British Gas has announced an increase of nearly 4 per cent to its standard variable tariff (SVT) due to a “rapid” increase in wholesale energy costs.
Parent company Centrica announced the 3.8 per cent rise today (8 August) which will come into effect on 1 October.
Centrica cited an approximate rise of 20 per cent in the costs of buying wholesale energy since April this year as the reason for its decision.
The latest rise comes just over two months after the last increase, when the company raised its SVT by an average of 5.5 per cent.
It means the average bill for a typical dual fuel customer will rise to £1,205, an increase of £44.
The British Gas SVT was discontinued for all new customers on 31 March.
Centrica said it actively wanted its customers to choose alternatives to the SVT adding it expected to have only 3 million customers on the tariff by the end of the year, down from 4.3 million at the beginning of 2018.
Mark Hodges, chief executive, Centrica Consumer, said: “We have today reluctantly announced plans for an increase in our standard variable tariff.
“We understand that any price increase adds extra pressure on customers’ household bills. However, this reflects the sharp rise in wholesale energy costs.”
Hodges also cited the ever-increasing competitiveness of the UK energy markets.
He added: “With more than 70 energy supply businesses now operating in the UK, the energy market is increasingly competitive and we are focused on offering all our customers attractive fixed and bundled deals.”
Hodges said the company had until now been able to “shield customer bills” from the impact of the increase in wholesale costs because of the way it buys energy in advance.

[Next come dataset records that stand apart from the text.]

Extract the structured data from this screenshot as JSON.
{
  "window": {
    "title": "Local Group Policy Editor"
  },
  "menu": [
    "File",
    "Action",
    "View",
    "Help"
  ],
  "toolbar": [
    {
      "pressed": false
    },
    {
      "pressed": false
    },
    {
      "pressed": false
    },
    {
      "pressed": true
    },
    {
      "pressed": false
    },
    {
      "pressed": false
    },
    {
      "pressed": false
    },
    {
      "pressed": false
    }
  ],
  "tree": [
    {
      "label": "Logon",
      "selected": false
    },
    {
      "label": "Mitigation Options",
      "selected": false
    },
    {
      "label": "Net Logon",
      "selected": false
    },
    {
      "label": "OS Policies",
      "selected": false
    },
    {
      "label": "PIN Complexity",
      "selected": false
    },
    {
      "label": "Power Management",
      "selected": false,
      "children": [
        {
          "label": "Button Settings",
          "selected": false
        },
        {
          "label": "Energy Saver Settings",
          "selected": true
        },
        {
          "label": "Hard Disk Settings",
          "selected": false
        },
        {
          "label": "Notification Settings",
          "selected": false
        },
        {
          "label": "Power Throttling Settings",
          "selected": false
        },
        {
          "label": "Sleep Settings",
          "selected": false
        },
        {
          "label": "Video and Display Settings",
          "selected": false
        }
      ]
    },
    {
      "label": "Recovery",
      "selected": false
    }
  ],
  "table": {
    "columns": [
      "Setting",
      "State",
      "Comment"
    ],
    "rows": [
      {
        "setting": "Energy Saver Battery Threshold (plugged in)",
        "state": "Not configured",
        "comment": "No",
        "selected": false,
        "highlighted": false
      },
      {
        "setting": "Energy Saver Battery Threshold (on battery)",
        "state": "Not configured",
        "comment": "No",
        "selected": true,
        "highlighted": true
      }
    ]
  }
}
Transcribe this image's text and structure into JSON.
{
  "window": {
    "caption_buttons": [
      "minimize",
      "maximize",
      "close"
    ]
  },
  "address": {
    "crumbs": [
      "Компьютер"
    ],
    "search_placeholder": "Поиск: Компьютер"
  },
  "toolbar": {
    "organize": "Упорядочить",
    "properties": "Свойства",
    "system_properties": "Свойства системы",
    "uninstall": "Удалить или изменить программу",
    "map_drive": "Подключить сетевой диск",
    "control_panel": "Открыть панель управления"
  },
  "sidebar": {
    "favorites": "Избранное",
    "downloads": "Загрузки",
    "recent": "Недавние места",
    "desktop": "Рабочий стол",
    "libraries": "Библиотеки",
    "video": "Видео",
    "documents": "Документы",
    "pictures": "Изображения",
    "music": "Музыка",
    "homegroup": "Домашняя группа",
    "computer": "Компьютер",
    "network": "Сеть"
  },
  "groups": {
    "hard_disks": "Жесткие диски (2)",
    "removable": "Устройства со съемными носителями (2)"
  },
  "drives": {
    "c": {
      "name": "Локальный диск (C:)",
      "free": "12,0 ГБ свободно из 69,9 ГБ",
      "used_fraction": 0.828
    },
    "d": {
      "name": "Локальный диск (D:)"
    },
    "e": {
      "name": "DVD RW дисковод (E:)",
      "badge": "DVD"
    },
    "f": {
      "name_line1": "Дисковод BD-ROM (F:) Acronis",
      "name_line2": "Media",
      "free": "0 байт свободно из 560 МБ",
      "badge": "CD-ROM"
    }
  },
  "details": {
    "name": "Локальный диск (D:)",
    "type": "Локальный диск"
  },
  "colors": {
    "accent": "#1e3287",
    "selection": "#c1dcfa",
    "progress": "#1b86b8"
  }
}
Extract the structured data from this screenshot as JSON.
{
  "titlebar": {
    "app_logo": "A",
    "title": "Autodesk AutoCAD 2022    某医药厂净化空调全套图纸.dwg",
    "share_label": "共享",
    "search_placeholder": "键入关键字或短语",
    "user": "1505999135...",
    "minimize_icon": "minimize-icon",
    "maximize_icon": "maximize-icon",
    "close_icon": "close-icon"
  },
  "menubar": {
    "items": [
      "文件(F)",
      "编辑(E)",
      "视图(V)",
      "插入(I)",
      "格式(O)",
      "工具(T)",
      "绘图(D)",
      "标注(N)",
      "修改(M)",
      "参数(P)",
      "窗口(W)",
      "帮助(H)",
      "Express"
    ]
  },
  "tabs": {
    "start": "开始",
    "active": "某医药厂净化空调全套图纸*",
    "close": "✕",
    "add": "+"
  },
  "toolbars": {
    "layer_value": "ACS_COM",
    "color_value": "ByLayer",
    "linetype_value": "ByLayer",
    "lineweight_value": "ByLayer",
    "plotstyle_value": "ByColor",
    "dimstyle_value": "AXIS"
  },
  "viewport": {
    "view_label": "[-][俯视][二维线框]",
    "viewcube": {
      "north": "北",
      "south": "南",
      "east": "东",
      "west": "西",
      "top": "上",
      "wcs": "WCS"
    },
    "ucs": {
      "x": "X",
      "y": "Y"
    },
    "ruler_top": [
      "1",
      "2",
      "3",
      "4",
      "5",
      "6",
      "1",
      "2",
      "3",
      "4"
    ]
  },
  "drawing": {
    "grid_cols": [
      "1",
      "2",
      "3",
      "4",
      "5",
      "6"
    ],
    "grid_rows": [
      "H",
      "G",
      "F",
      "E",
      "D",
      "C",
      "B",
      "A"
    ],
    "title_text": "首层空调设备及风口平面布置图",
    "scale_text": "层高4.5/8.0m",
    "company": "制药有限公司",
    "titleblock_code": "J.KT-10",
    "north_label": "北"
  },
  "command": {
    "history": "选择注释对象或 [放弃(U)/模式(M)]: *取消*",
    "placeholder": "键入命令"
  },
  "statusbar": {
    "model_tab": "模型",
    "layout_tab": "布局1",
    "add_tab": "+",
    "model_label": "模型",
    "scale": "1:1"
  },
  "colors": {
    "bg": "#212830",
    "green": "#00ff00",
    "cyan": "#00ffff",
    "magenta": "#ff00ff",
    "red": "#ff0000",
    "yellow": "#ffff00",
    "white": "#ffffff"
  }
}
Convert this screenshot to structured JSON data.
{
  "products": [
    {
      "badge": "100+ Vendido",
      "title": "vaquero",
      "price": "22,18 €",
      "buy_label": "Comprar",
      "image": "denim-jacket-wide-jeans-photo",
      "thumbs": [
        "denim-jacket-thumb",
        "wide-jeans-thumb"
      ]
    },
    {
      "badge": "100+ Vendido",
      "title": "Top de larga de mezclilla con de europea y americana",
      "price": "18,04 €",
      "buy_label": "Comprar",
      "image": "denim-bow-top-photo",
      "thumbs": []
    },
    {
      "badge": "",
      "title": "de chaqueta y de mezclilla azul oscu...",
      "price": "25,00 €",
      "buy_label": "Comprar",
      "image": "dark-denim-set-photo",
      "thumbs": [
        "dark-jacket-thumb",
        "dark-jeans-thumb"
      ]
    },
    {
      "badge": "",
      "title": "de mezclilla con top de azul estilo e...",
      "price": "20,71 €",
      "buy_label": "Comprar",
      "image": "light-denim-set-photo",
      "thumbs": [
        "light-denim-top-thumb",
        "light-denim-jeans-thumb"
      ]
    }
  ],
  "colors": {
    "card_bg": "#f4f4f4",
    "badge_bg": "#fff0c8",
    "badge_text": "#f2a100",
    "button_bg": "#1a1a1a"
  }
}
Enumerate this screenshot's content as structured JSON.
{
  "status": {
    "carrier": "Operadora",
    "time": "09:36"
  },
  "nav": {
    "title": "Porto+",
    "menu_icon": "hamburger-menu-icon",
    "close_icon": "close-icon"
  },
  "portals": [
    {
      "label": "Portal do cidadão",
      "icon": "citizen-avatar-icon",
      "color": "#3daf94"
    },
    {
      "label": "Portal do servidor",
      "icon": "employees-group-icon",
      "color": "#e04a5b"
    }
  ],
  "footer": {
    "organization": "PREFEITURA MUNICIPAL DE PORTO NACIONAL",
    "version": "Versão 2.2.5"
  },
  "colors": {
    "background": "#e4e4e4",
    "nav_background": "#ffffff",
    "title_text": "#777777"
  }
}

Yesterday (7 August) industry regulator Ofgem also announced it was increasing the level of its safeguard tariff for a second time this year because of higher wholesale costs.
Five million customers benefit from the safeguarding tariff, which protects households from overpaying for their energy and from unjustified price rises, the regulator said.
The level of the tariff will be raised by £47 per year for dual fuel customers to £1,136 from 1 October.